TOKYO (Reuters) – Focus on rowing at the 2020 Tokyo Olympics:
THE ABSOLUTE BASICS
* There are two distinct categories of events, contested on a 2,000m course: sculling and sweep.
* Sculling involves the use of two oars per person, with competitors rowing solo or in teams of two or four.
* Sweep teams of two, four and eight race with competitors using one oar each.
HOW MANY MEDALS?
There are 14 gold medals up for grabs, with eight sculling events and six sweep.
WHAT HAPPENED IN RIO?
Britain topped the medal table for the third Olympics in a row, while New Zealand’s veterans also shone, with Mahé Drysdale claiming his second gold medal in the men’s single sculls and Eric Murray and Hamish Bond retaining their 2012 title in the coxless pair.
The United States picked up a third straight gold in the women’s eight.
WHAT CAN WE EXPECT IN TOKYO?
With Drysdale having retired, there is a battle brewing for the top of the podium in the men’s single sculls, as concerns over water quality and conditions loom over the Olympic venue.

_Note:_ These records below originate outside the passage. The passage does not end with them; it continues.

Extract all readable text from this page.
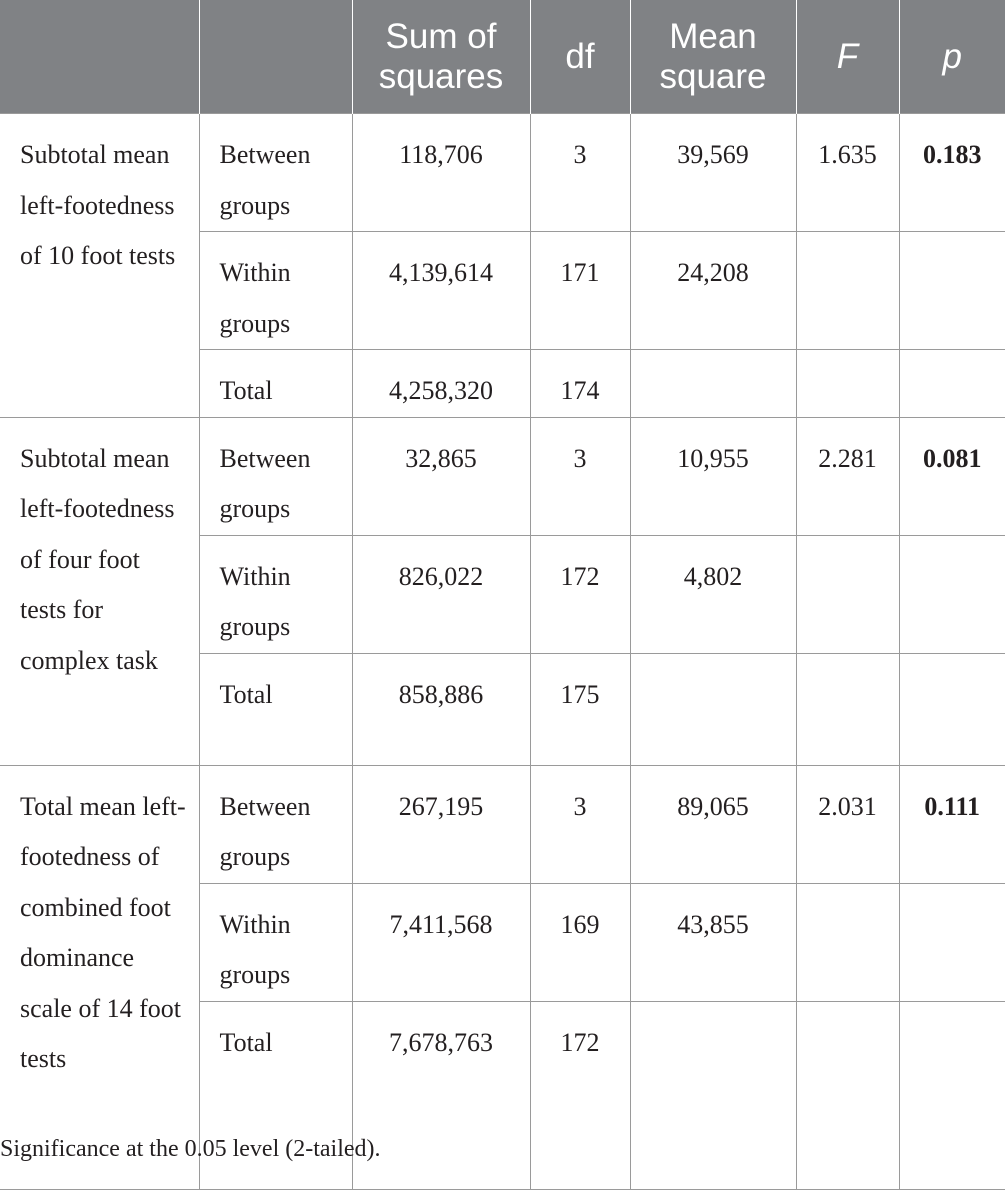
		Sum of squares	df	Mean square	F	p
Subtotal mean left-footedness of 10 foot tests	Between groups	118,706	3	39,569	1.635	0.183
	Within groups	4,139,614	171	24,208		
	Total	4,258,320	174			
Subtotal mean left-footedness of four foot tests for complex task	Between groups	32,865	3	10,955	2.281	0.081
	Within groups	826,022	172	4,802		
	Total	858,886	175			
Total mean left-footedness of combined foot dominance scale of 14 foot tests	Between groups	267,195	3	89,065	2.031	0.111
	Within groups	7,411,568	169	43,855		
	Total	7,678,763	172			

Significance at the 0.05 level (2-tailed).
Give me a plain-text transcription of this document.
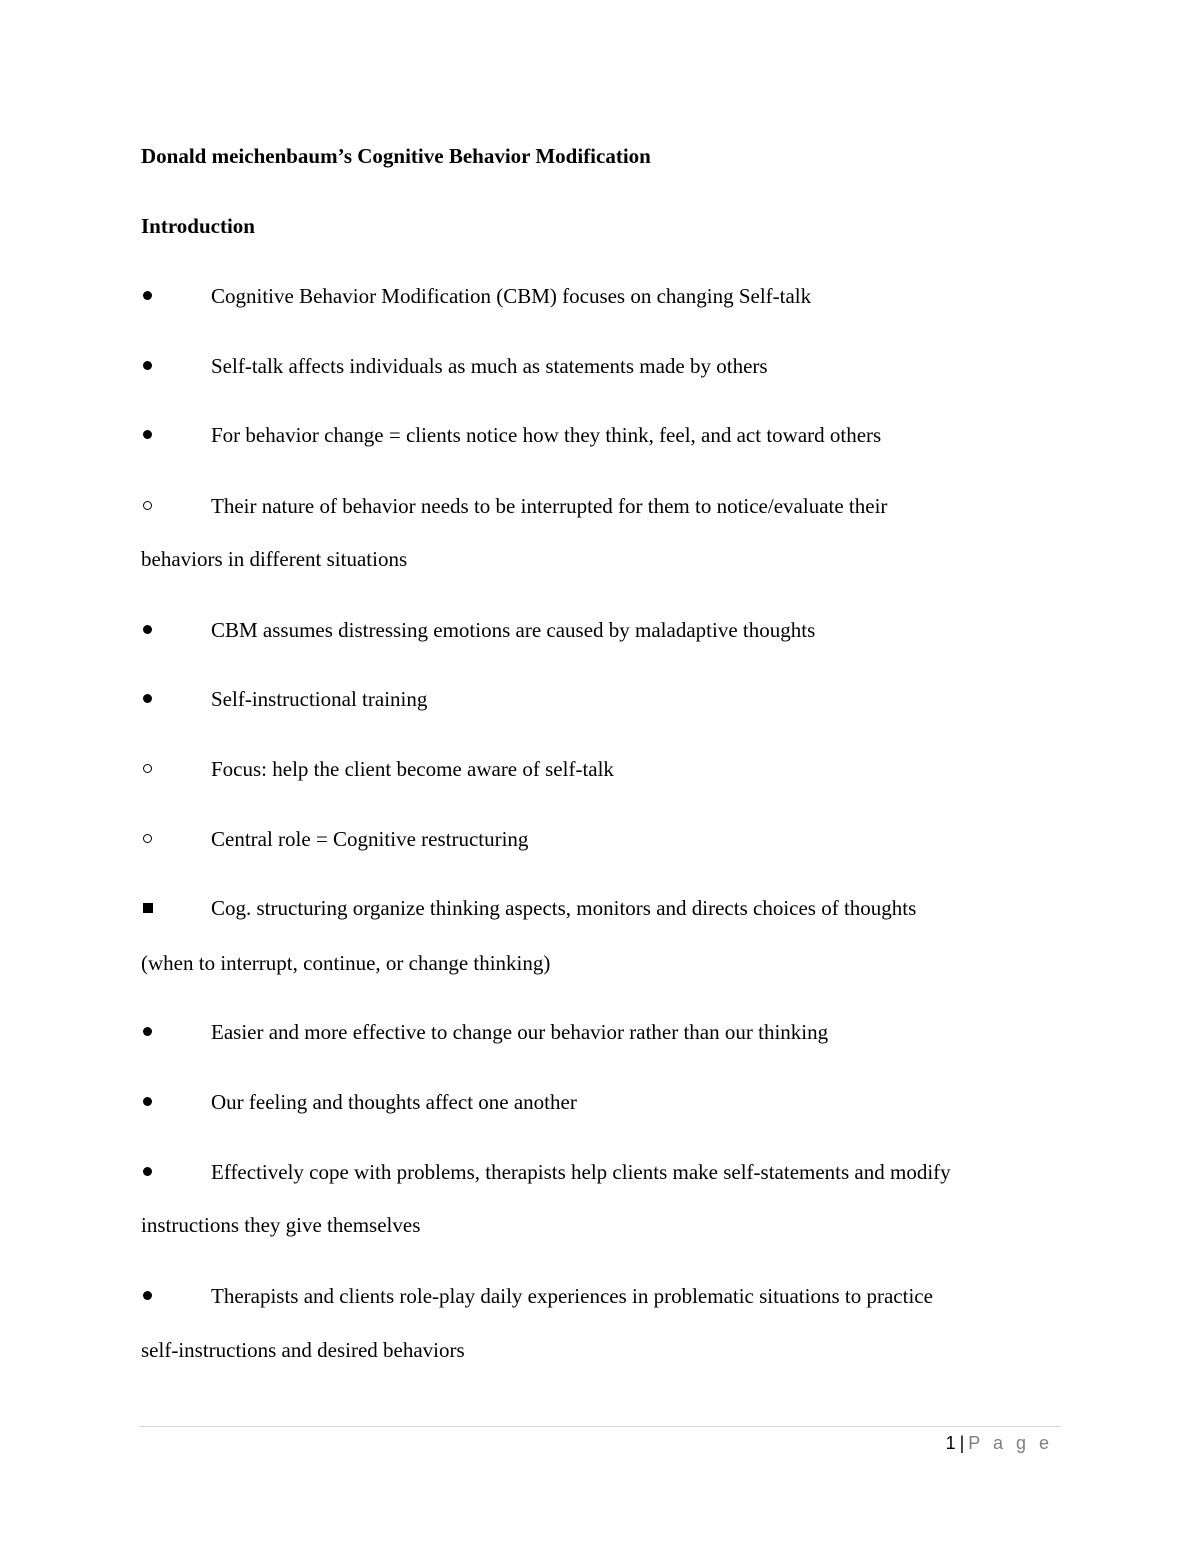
Donald meichenbaum’s Cognitive Behavior Modification
Introduction
Cognitive Behavior Modification (CBM) focuses on changing Self-talk
Self-talk affects individuals as much as statements made by others
For behavior change = clients notice how they think, feel, and act toward others
Their nature of behavior needs to be interrupted for them to notice/evaluate their
behaviors in different situations
CBM assumes distressing emotions are caused by maladaptive thoughts
Self-instructional training
Focus: help the client become aware of self-talk
Central role = Cognitive restructuring
Cog. structuring organize thinking aspects, monitors and directs choices of thoughts
(when to interrupt, continue, or change thinking)
Easier and more effective to change our behavior rather than our thinking
Our feeling and thoughts affect one another
Effectively cope with problems, therapists help clients make self-statements and modify
instructions they give themselves
Therapists and clients role-play daily experiences in problematic situations to practice
self-instructions and desired behaviors
1 | P a g e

This year’s rowing programme will feature an equal number of events for men and women for the first time. The women’s coxless four has been added to the programme, while the men’s lightweight coxless four was removed to accommodate it.
WHEN IS IT HAPPENING?
The events kick off on Friday and run through July 30.
WHERE IS IT HAPPENING?
Sea Forest Waterway in Tokyo Bay.
HOW DID WE GET HERE?
The sport is woven into the very fabric of the Olympics with Baron Pierre de Coubertin, the founder of the modern Games, having been an avid rower himself. Rowing made its debut at the 1900 Games, though it had been on the programme four years earlier only to be cancelled due to bad weather.
WELL FANCY THAT
Rowers are widely considered among the greatest athletes pound-for-pound in the Olympics, with the sport demanding lean frames able to produce an enormous amount of power over a short competition. “The toll it takes on the body is just super significant,” British Rowing Performance Director Brendan Purcell told Reuters.